Spalletti non la prende benissimo e subito dopo la partita lo bacchetta. «Osimhen deve stare attento alle sue reazioni emotive, istantanee, perché è attaccante forte, i difensori tenteranno sempre di dargli fastidio provando a limitare la sua esuberanza fisica: lui le mani addosso le avrà sempre e deve stare più attento».
Parole seguite da un lungo colloquio faccia a faccia con l’attaccante. Si chiariscono, Luciano gli spiega quanto sia importante il suo contributo alla causa e soprattutto quanto debba cambiare i suoi atteggiamenti. Per tutto l’anno le cose vanno. La ramanzina funziona.
Fino al ritiro estivo di Castel di Sangro. E il 24 luglio 2022, manca ancora un quarto d’ora abbondante alla conclusione della partitella, quando Spalletti invita Osimhen a togliere la pettorina e a uscire dal campo. Succede tutto in qualche frazione di secondo, ma le urla e i movimenti vistosi del nigeriano ci mettono un attimo a catalizzare l’attenzione di tutti: tifosi, compagni, staff e addetti ai lavori. Durante la partitella a campo ridotto Anguissa commette un fallo a centrocampo su Ostigard che però non viene sanzionato dall’arbitro (Spalletti).
Osimhen prende le parti del norvegese e inizia a sbracciarsi. Prima nei confronti di Anguissa – colpevole di essere entrato troppo duro sull’avversario di turno – e poi si rivolge a Spalletti, che a detta sua non avrebbe redarguito a dovere il camerunense. Ne viene fuori una mini-lite della durata di dieci secondi, non di più, quelli che bastano all’allenatore del Napoli a indicare a Osimhen la strada degli spogliatoi.

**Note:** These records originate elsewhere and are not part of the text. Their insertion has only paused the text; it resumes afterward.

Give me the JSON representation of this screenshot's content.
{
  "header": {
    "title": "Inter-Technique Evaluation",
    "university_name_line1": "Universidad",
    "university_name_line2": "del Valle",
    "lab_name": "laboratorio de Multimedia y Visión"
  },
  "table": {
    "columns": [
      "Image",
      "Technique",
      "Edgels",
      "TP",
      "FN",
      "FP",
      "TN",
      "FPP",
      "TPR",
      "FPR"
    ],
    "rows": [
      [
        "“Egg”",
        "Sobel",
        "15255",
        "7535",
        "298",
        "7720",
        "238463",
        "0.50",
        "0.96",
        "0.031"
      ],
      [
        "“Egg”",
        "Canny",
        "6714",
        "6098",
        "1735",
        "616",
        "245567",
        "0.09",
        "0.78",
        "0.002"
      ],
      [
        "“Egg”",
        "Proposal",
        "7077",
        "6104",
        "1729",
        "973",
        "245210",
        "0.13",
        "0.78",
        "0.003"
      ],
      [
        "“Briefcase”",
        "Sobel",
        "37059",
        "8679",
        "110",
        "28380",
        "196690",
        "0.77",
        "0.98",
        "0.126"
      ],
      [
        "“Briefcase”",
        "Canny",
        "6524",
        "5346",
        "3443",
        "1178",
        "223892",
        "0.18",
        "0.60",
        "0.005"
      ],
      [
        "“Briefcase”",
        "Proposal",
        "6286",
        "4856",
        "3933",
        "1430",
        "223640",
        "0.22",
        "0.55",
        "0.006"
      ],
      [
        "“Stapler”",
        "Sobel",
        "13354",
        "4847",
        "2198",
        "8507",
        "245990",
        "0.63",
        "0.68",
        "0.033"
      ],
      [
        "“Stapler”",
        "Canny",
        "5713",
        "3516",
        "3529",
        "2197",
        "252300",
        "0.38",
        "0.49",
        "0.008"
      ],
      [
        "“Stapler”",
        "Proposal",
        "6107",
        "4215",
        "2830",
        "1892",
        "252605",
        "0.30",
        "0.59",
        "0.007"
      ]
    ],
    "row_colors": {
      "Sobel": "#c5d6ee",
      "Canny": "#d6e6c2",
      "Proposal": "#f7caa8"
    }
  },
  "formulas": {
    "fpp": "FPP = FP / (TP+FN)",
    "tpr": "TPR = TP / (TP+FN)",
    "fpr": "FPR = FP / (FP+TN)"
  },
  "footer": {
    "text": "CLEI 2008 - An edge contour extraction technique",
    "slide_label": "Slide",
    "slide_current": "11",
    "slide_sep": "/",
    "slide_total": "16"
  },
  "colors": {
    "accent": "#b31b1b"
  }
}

Nel tragitto verso l’uscita del campo, poi, il nigeriano prosegue nelle proteste e si rivolge ai compagni di squadra nel vano tentativo di solidarietà. Per la schiarita si dovrà attendere il mattino seguente con l’allenamento e l’abbraccio risolutore. Cose di campo, ma che con Spalletti duravano un amen: perché aveva in mano il gruppo e la massima fiducia dei suoi leader tecnici.